How to prove (analytically) that $\sin(\tan^{-1}(\sqrt{2}))=\sqrt{\frac{2}{3}}$?

Question

I calculated $\sin(\tan^{-1}(\sqrt{2}))$ using Wolfram and got it as a result $\sqrt{\frac{2}{3}}$. However, I was unable to find an identity to obtain this result.

Is there any way to calculate this value without using Wolfram?

Answer 1

Let $t=\tan^{-1} \sqrt2$. Then, $ \tan t=\sqrt2$ and $$\sin t = \tan t\cos t= \frac {\tan t}{\sqrt{1+\tan^2t}}=\sqrt{\frac23} $$

Answer 2

Well, $\arctan x$ is an angle whose tangent function is $\frac{x}{1}$. Considering the sides of the right triangle.
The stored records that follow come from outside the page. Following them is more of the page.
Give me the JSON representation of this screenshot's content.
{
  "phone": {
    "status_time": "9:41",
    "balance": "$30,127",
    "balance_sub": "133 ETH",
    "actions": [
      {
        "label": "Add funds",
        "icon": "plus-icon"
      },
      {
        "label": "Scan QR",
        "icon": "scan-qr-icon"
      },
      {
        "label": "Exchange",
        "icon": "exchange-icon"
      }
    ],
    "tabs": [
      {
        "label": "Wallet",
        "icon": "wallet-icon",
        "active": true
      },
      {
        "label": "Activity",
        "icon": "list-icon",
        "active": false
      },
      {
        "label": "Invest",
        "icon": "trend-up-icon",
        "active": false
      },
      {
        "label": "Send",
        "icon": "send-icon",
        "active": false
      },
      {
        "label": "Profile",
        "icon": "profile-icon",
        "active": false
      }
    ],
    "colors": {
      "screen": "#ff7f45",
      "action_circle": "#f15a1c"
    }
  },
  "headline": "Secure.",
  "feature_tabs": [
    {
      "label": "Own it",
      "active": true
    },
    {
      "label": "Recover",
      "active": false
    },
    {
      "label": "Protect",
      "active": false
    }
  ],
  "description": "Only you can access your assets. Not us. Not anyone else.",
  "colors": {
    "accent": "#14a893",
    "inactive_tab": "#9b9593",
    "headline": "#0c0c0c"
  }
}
We have apposite side is $x$, adjacent side is $1$ and hypothenuse is $\sqrt{1+x^2}$. Therefore the sine of this angle is:

$$\frac{\text{opposite side}}{\text{hypotenuse}}=\frac{x}{\sqrt{1+x^2}}\tag1$$

So, we have:

$$\sin\left(\arctan\left(x\right)\right)=\frac{x}{\sqrt{1+x^2}}\tag2$$

In your case:

$$\sin\left(\arctan\left(\sqrt{2}\right)\right)=\frac{\sqrt{2}}{\sqrt{1+\left(\sqrt{2}\right)^2}}=\frac{\sqrt{2}}{\sqrt{3}}=\sqrt{\frac{2}{3}}\tag3$$

Answer 3

Hint:

Use the mid-school formula: $$\sin^2\theta=\frac{\tan^2\theta}{1+\tan^2\theta}$$ and use that $\sin\theta$ and $\tan\theta$ have the same sign on $\bigl(-\frac\pi 2,\frac\pi 2\bigr)$.

Answer 4

Also, the angle $t$ of right triangle satisfies

$$\sin^2 t= \dfrac{2}{3}$$ $$\cos^2 t= \dfrac{1}{3}$$ $$\tan^2 t= 2 $$